In 1847, a progressive sultan, Abdülmecid I(r. 1839-61), commissioned the Swiss architect Gaspare Fossati to restore the structure of Hagia Sophia, then Ayasofya Camii. When Fossati and his team began work on Hagia Sophia in 1847, after more than a century of neglect, they found the building in a dilapidated state with a leaking roof and “clouds of pigeons” despoiling the interior. They repaired cracks in the domes and vaults, and placed an iron chain around its base to contain its outward thrust. However they removed four flying buttresses that seemed to serve no purpose. They replaced the leaking lead covering of the roofs and carried out a complete cleaning inside and out. As the deteriorated plaster was chipped off walls and vaults, decorative Byzantine mosaics, shimmering with gold, were revealed. The sultan, astonished by their beauty, ordered Fossati and his team to uncover all the mosaics. When those in the galleries were uncovered and repaired, Fossati beseeched Abdülmecid to relax the rigid principles that demanded their obliteration. “They are beautiful,” Abdülmecid said. “Hide them because our religion forbids them. Hide them well, but do not destroy them: For who knows what might happen.”

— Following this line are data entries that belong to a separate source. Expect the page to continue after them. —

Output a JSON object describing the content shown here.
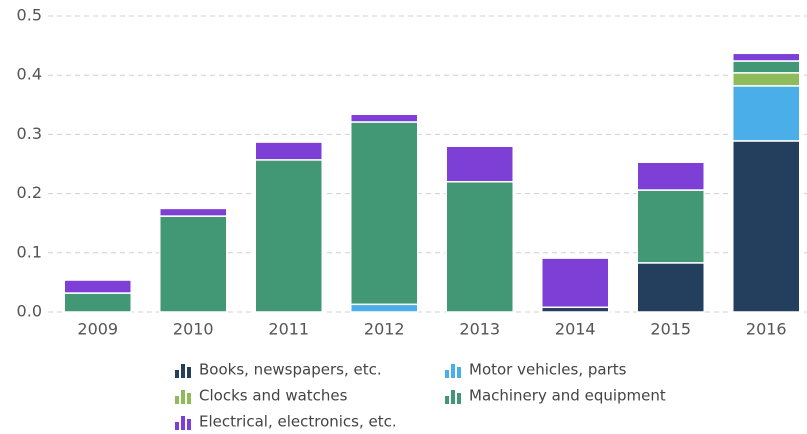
{
  "chart_data": {
    "type": "stacked-bar",
    "categories": [
      "2009",
      "2010",
      "2011",
      "2012",
      "2013",
      "2014",
      "2015",
      "2016"
    ],
    "series": [
      {
        "name": "Books, newspapers, etc.",
        "color": "#243f5e",
        "values": [
          0,
          0,
          0,
          0,
          0,
          0.008,
          0.083,
          0.289
        ]
      },
      {
        "name": "Motor vehicles, parts",
        "color": "#4aaee8",
        "values": [
          0,
          0,
          0,
          0.013,
          0,
          0,
          0,
          0.093
        ]
      },
      {
        "name": "Clocks and watches",
        "color": "#8fbc5a",
        "values": [
          0,
          0,
          0,
          0,
          0,
          0,
          0,
          0.022
        ]
      },
      {
        "name": "Machinery and equipment",
        "color": "#429775",
        "values": [
          0.032,
          0.162,
          0.257,
          0.308,
          0.22,
          0,
          0.123,
          0.02
        ]
      },
      {
        "name": "Electrical, electronics, etc.",
        "color": "#7d3fd6",
        "values": [
          0.022,
          0.013,
          0.03,
          0.013,
          0.06,
          0.083,
          0.047,
          0.013
        ]
      }
    ],
    "ylim": [
      0,
      0.5
    ],
    "yticks": [
      {
        "value": 0,
        "label": "0.0"
      },
      0.1,
      0.2,
      0.3,
      0.4,
      0.5
    ],
    "grid": true
  }
}
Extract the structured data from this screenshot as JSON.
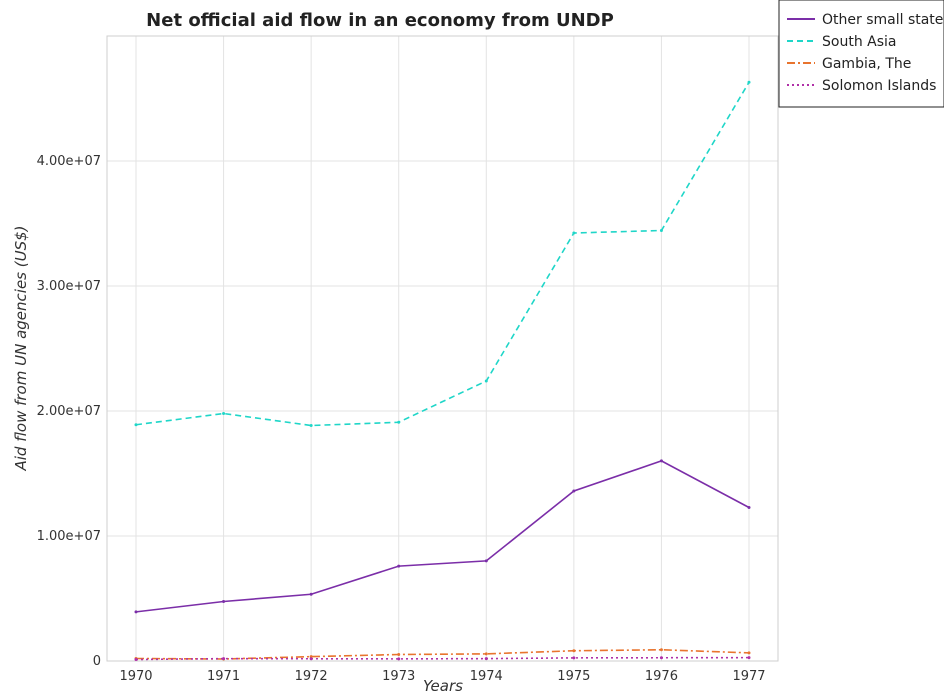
{
  "chart_data": {
    "type": "line",
    "title": "Net official aid flow in an economy from UNDP",
    "xlabel": "Years",
    "ylabel": "Aid flow from UN agencies (US$)",
    "categories": [
      "1970",
      "1971",
      "1972",
      "1973",
      "1974",
      "1975",
      "1976",
      "1977"
    ],
    "ylim": [
      0,
      50000000
    ],
    "yticks": [
      0,
      10000000,
      20000000,
      30000000,
      40000000
    ],
    "ytick_labels": [
      "0",
      "1.00e+07",
      "2.00e+07",
      "3.00e+07",
      "4.00e+07"
    ],
    "grid": true,
    "legend_position": "top-right",
    "series": [
      {
        "name": "Other small states",
        "color": "#7b2ea8",
        "dash": "solid",
        "values": [
          3930000,
          4760000,
          5340000,
          7590000,
          8010000,
          13600000,
          16010000,
          12280000
        ]
      },
      {
        "name": "South Asia",
        "color": "#1fd6c8",
        "dash": "dashed",
        "values": [
          18900000,
          19800000,
          18840000,
          19100000,
          22400000,
          34240000,
          34440000,
          46300000
        ]
      },
      {
        "name": "Gambia, The",
        "color": "#e8742e",
        "dash": "dashdot",
        "values": [
          200000,
          160000,
          350000,
          520000,
          570000,
          820000,
          900000,
          650000
        ]
      },
      {
        "name": "Solomon Islands",
        "color": "#b030a8",
        "dash": "dotted",
        "values": [
          120000,
          190000,
          180000,
          170000,
          190000,
          250000,
          260000,
          270000
        ]
      }
    ]
  }
}
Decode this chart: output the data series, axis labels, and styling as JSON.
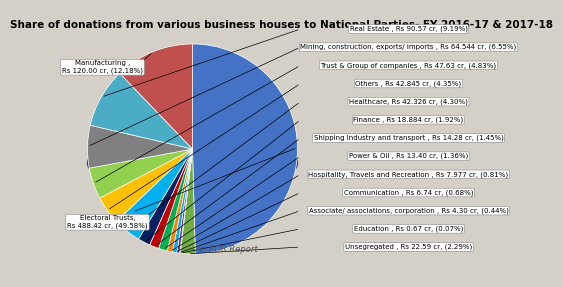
{
  "title": "Share of donations from various business houses to National Parties- FY 2016-17 & 2017-18",
  "subtitle": "-An ADR Report",
  "slices": [
    {
      "label": "Electoral Trusts,\nRs 488.42 cr, (49.58%)",
      "value": 49.58,
      "color": "#4472C4",
      "dark_color": "#2F5597"
    },
    {
      "label": "Unsegregated , Rs 22.59 cr, (2.29%)",
      "value": 2.29,
      "color": "#70AD47",
      "dark_color": "#507E33"
    },
    {
      "label": "Education , Rs 0.67 cr, (0.07%)",
      "value": 0.07,
      "color": "#FF0000",
      "dark_color": "#AA0000"
    },
    {
      "label": "Associate/ associations, corporation , Rs 4.30 cr, (0.44%)",
      "value": 0.44,
      "color": "#7030A0",
      "dark_color": "#4B2070"
    },
    {
      "label": "Communication , Rs 6.74 cr, (0.68%)",
      "value": 0.68,
      "color": "#00B0F0",
      "dark_color": "#007BA8"
    },
    {
      "label": "Hospitality, Travels and Recreation , Rs 7.977 cr, (0.81%)",
      "value": 0.81,
      "color": "#FF7F00",
      "dark_color": "#B85900"
    },
    {
      "label": "Power & Oil , Rs 13.40 cr, (1.36%)",
      "value": 1.36,
      "color": "#00B050",
      "dark_color": "#007A38"
    },
    {
      "label": "Shipping Industry and transport , Rs 14.28 cr, (1.45%)",
      "value": 1.45,
      "color": "#C00000",
      "dark_color": "#850000"
    },
    {
      "label": "Finance , Rs 18.884 cr, (1.92%)",
      "value": 1.92,
      "color": "#002060",
      "dark_color": "#001040"
    },
    {
      "label": "Healthcare, Rs 42.326 cr, (4.30%)",
      "value": 4.3,
      "color": "#00B0F0",
      "dark_color": "#007BA8"
    },
    {
      "label": "Others , Rs 42.845 cr, (4.35%)",
      "value": 4.35,
      "color": "#FFC000",
      "dark_color": "#B88A00"
    },
    {
      "label": "Trust & Group of companies , Rs 47.63 cr, (4.83%)",
      "value": 4.83,
      "color": "#92D050",
      "dark_color": "#669138"
    },
    {
      "label": "Mining, construction, exports/ imports , Rs 64.544 cr, (6.55%)",
      "value": 6.55,
      "color": "#808080",
      "dark_color": "#505050"
    },
    {
      "label": "Real Estate , Rs 90.57 cr, (9.19%)",
      "value": 9.19,
      "color": "#4BACC6",
      "dark_color": "#2E7A8C"
    },
    {
      "label": "Manufacturing ,\nRs 120.00 cr, (12.18%)",
      "value": 12.18,
      "color": "#C0504D",
      "dark_color": "#8A3A38"
    }
  ],
  "right_labels": [
    "Real Estate , Rs 90.57 cr, (9.19%)",
    "Mining, construction, exports/ imports , Rs 64.544 cr, (6.55%)",
    "Trust & Group of companies , Rs 47.63 cr, (4.83%)",
    "Others , Rs 42.845 cr, (4.35%)",
    "Healthcare, Rs 42.326 cr, (4.30%)",
    "Finance , Rs 18.884 cr, (1.92%)",
    "Shipping Industry and transport , Rs 14.28 cr, (1.45%)",
    "Power & Oil , Rs 13.40 cr, (1.36%)",
    "Hospitality, Travels and Recreation , Rs 7.977 cr, (0.81%)",
    "Communication , Rs 6.74 cr, (0.68%)",
    "Associate/ associations, corporation , Rs 4.30 cr, (0.44%)",
    "Education , Rs 0.67 cr, (0.07%)",
    "Unsegregated , Rs 22.59 cr, (2.29%)"
  ],
  "background_color": "#D4D0C8",
  "title_fontsize": 7.5,
  "label_fontsize": 5.0
}
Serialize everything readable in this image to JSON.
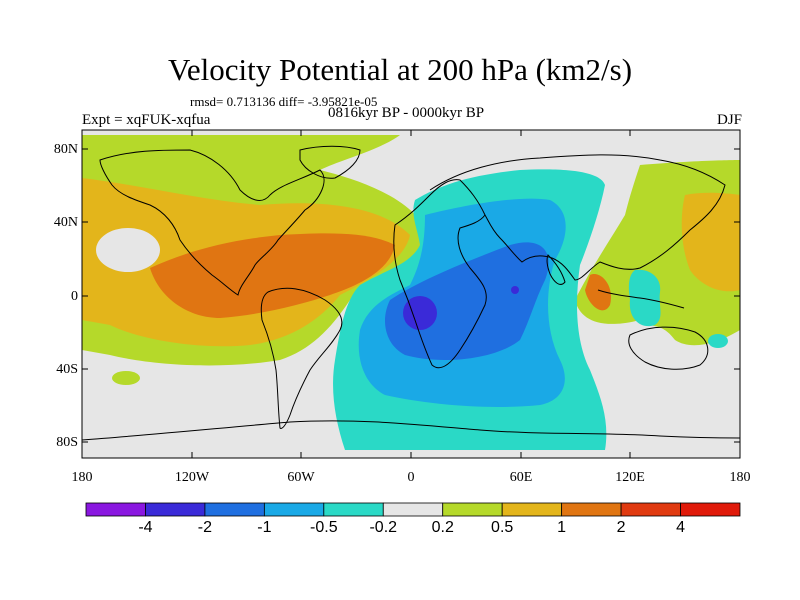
{
  "title": "Velocity Potential at 200 hPa (km2/s)",
  "stats_text": "rmsd= 0.713136 diff= -3.95821e-05",
  "experiment_text": "Expt = xqFUK-xqfua",
  "period_text": "0816kyr BP - 0000kyr BP",
  "season_text": "DJF",
  "y_ticks": [
    "80N",
    "40N",
    "0",
    "40S",
    "80S"
  ],
  "x_ticks": [
    "180",
    "120W",
    "60W",
    "0",
    "60E",
    "120E",
    "180"
  ],
  "colorbar": {
    "labels": [
      "-4",
      "-2",
      "-1",
      "-0.5",
      "-0.2",
      "0.2",
      "0.5",
      "1",
      "2",
      "4"
    ],
    "colors": [
      "#8a17e0",
      "#3a2ad8",
      "#1f6fe0",
      "#1aa9e6",
      "#2ad9c6",
      "#e6e6e6",
      "#b5d92a",
      "#e3b51b",
      "#e07512",
      "#e03a10",
      "#e01a0a"
    ]
  },
  "palette": {
    "neutral": "#e6e6e6",
    "pos_low": "#b5d92a",
    "pos_mid": "#e3b51b",
    "pos_high": "#e07512",
    "neg_low": "#2ad9c6",
    "neg_mid": "#1aa9e6",
    "neg_high": "#1f6fe0",
    "neg_max": "#3a2ad8"
  }
}
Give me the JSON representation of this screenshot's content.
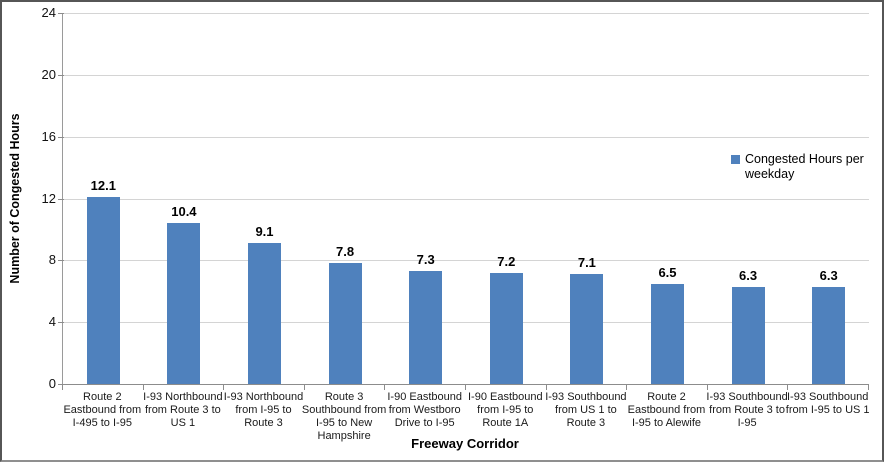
{
  "chart_data": {
    "type": "bar",
    "xlabel": "Freeway Corridor",
    "ylabel": "Number of Congested Hours",
    "ylim": [
      0,
      24
    ],
    "ytick_step": 4,
    "grid": true,
    "legend_position": "right",
    "bar_value_labels_shown": true,
    "categories": [
      "Route 2 Eastbound from I-495 to I-95",
      "I-93 Northbound from Route 3 to US 1",
      "I-93 Northbound from I-95 to Route 3",
      "Route 3 Southbound from I-95 to New Hampshire",
      "I-90 Eastbound from Westboro Drive to I-95",
      "I-90 Eastbound from I-95 to Route 1A",
      "I-93 Southbound from US 1 to Route 3",
      "Route 2 Eastbound from I-95 to Alewife",
      "I-93 Southbound from Route 3 to I-95",
      "I-93 Southbound from I-95 to US 1"
    ],
    "series": [
      {
        "name": "Congested Hours per weekday",
        "values": [
          12.1,
          10.4,
          9.1,
          7.8,
          7.3,
          7.2,
          7.1,
          6.5,
          6.3,
          6.3
        ],
        "color": "#4F81BD"
      }
    ]
  },
  "colors": {
    "bar": "#4F81BD",
    "gridline": "#d4d4d4",
    "axis": "#8c8c8c",
    "text": "#000000"
  }
}
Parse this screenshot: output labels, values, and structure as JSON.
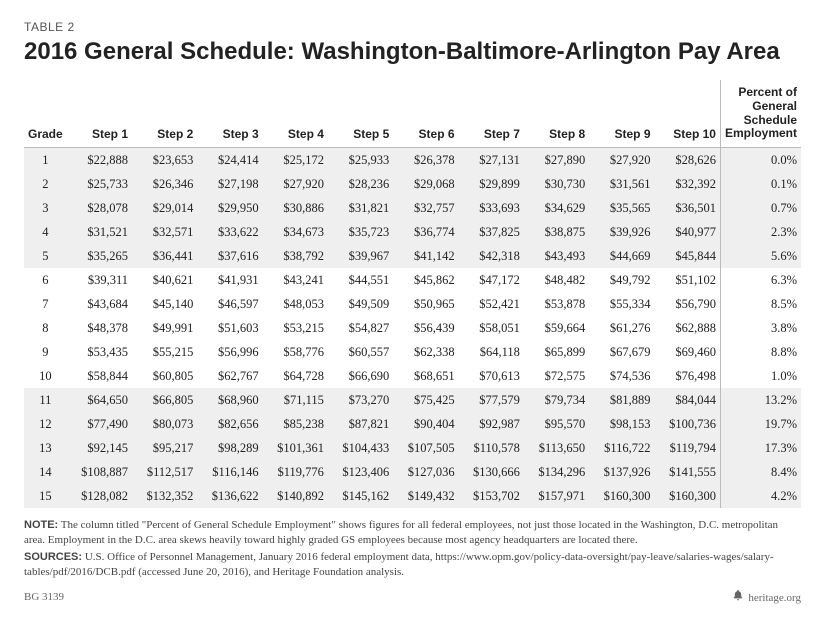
{
  "table_label": "TABLE 2",
  "title": "2016 General Schedule: Washington-Baltimore-Arlington Pay Area",
  "columns": [
    "Grade",
    "Step 1",
    "Step 2",
    "Step 3",
    "Step 4",
    "Step 5",
    "Step 6",
    "Step 7",
    "Step 8",
    "Step 9",
    "Step 10"
  ],
  "pct_header_lines": [
    "Percent of",
    "General",
    "Schedule",
    "Employment"
  ],
  "rows": [
    {
      "grade": "1",
      "steps": [
        "$22,888",
        "$23,653",
        "$24,414",
        "$25,172",
        "$25,933",
        "$26,378",
        "$27,131",
        "$27,890",
        "$27,920",
        "$28,626"
      ],
      "pct": "0.0%"
    },
    {
      "grade": "2",
      "steps": [
        "$25,733",
        "$26,346",
        "$27,198",
        "$27,920",
        "$28,236",
        "$29,068",
        "$29,899",
        "$30,730",
        "$31,561",
        "$32,392"
      ],
      "pct": "0.1%"
    },
    {
      "grade": "3",
      "steps": [
        "$28,078",
        "$29,014",
        "$29,950",
        "$30,886",
        "$31,821",
        "$32,757",
        "$33,693",
        "$34,629",
        "$35,565",
        "$36,501"
      ],
      "pct": "0.7%"
    },
    {
      "grade": "4",
      "steps": [
        "$31,521",
        "$32,571",
        "$33,622",
        "$34,673",
        "$35,723",
        "$36,774",
        "$37,825",
        "$38,875",
        "$39,926",
        "$40,977"
      ],
      "pct": "2.3%"
    },
    {
      "grade": "5",
      "steps": [
        "$35,265",
        "$36,441",
        "$37,616",
        "$38,792",
        "$39,967",
        "$41,142",
        "$42,318",
        "$43,493",
        "$44,669",
        "$45,844"
      ],
      "pct": "5.6%"
    },
    {
      "grade": "6",
      "steps": [
        "$39,311",
        "$40,621",
        "$41,931",
        "$43,241",
        "$44,551",
        "$45,862",
        "$47,172",
        "$48,482",
        "$49,792",
        "$51,102"
      ],
      "pct": "6.3%"
    },
    {
      "grade": "7",
      "steps": [
        "$43,684",
        "$45,140",
        "$46,597",
        "$48,053",
        "$49,509",
        "$50,965",
        "$52,421",
        "$53,878",
        "$55,334",
        "$56,790"
      ],
      "pct": "8.5%"
    },
    {
      "grade": "8",
      "steps": [
        "$48,378",
        "$49,991",
        "$51,603",
        "$53,215",
        "$54,827",
        "$56,439",
        "$58,051",
        "$59,664",
        "$61,276",
        "$62,888"
      ],
      "pct": "3.8%"
    },
    {
      "grade": "9",
      "steps": [
        "$53,435",
        "$55,215",
        "$56,996",
        "$58,776",
        "$60,557",
        "$62,338",
        "$64,118",
        "$65,899",
        "$67,679",
        "$69,460"
      ],
      "pct": "8.8%"
    },
    {
      "grade": "10",
      "steps": [
        "$58,844",
        "$60,805",
        "$62,767",
        "$64,728",
        "$66,690",
        "$68,651",
        "$70,613",
        "$72,575",
        "$74,536",
        "$76,498"
      ],
      "pct": "1.0%"
    },
    {
      "grade": "11",
      "steps": [
        "$64,650",
        "$66,805",
        "$68,960",
        "$71,115",
        "$73,270",
        "$75,425",
        "$77,579",
        "$79,734",
        "$81,889",
        "$84,044"
      ],
      "pct": "13.2%"
    },
    {
      "grade": "12",
      "steps": [
        "$77,490",
        "$80,073",
        "$82,656",
        "$85,238",
        "$87,821",
        "$90,404",
        "$92,987",
        "$95,570",
        "$98,153",
        "$100,736"
      ],
      "pct": "19.7%"
    },
    {
      "grade": "13",
      "steps": [
        "$92,145",
        "$95,217",
        "$98,289",
        "$101,361",
        "$104,433",
        "$107,505",
        "$110,578",
        "$113,650",
        "$116,722",
        "$119,794"
      ],
      "pct": "17.3%"
    },
    {
      "grade": "14",
      "steps": [
        "$108,887",
        "$112,517",
        "$116,146",
        "$119,776",
        "$123,406",
        "$127,036",
        "$130,666",
        "$134,296",
        "$137,926",
        "$141,555"
      ],
      "pct": "8.4%"
    },
    {
      "grade": "15",
      "steps": [
        "$128,082",
        "$132,352",
        "$136,622",
        "$140,892",
        "$145,162",
        "$149,432",
        "$153,702",
        "$157,971",
        "$160,300",
        "$160,300"
      ],
      "pct": "4.2%"
    }
  ],
  "note_label": "NOTE:",
  "note_text": " The column titled \"Percent of General Schedule Employment\" shows figures for all federal employees, not just those located in the Washington, D.C. metropolitan area. Employment in the D.C. area skews heavily toward highly graded GS employees because most agency headquarters are located there.",
  "sources_label": "SOURCES:",
  "sources_text": " U.S. Office of Personnel Management, January 2016 federal employment data, https://www.opm.gov/policy-data-oversight/pay-leave/salaries-wages/salary-tables/pdf/2016/DCB.pdf (accessed June 20, 2016), and Heritage Foundation analysis.",
  "footer_left": "BG 3139",
  "footer_right": "heritage.org",
  "shaded_rows": [
    0,
    1,
    2,
    3,
    4,
    10,
    11,
    12,
    13,
    14
  ],
  "colors": {
    "shade": "#efefef",
    "border": "#bbbbbb",
    "text": "#222222",
    "muted": "#555555"
  }
}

Sultan Abdülmecid was intent on modernizing his kingdom and strengthening its ties with Western Europe at a moment when the great gulf between Turkey and Europe was beginning to narrow, a process that continues in our day. For him Hagia Sophia was part of a policy of progressive reform. Abdülmecid, whose reign had started with the proclamation of the Tanzimat, the most important milestone in the Westernisation of the Ottoman state and culture, encouraged uncovering the mosaics for repair and criticized his predecessors for having obscured these beautiful ornaments. He took advantage of the hajj (pilgrimage) to send the most fanatical imams of the (then) mosque to Mecca, before he undertook the restoration.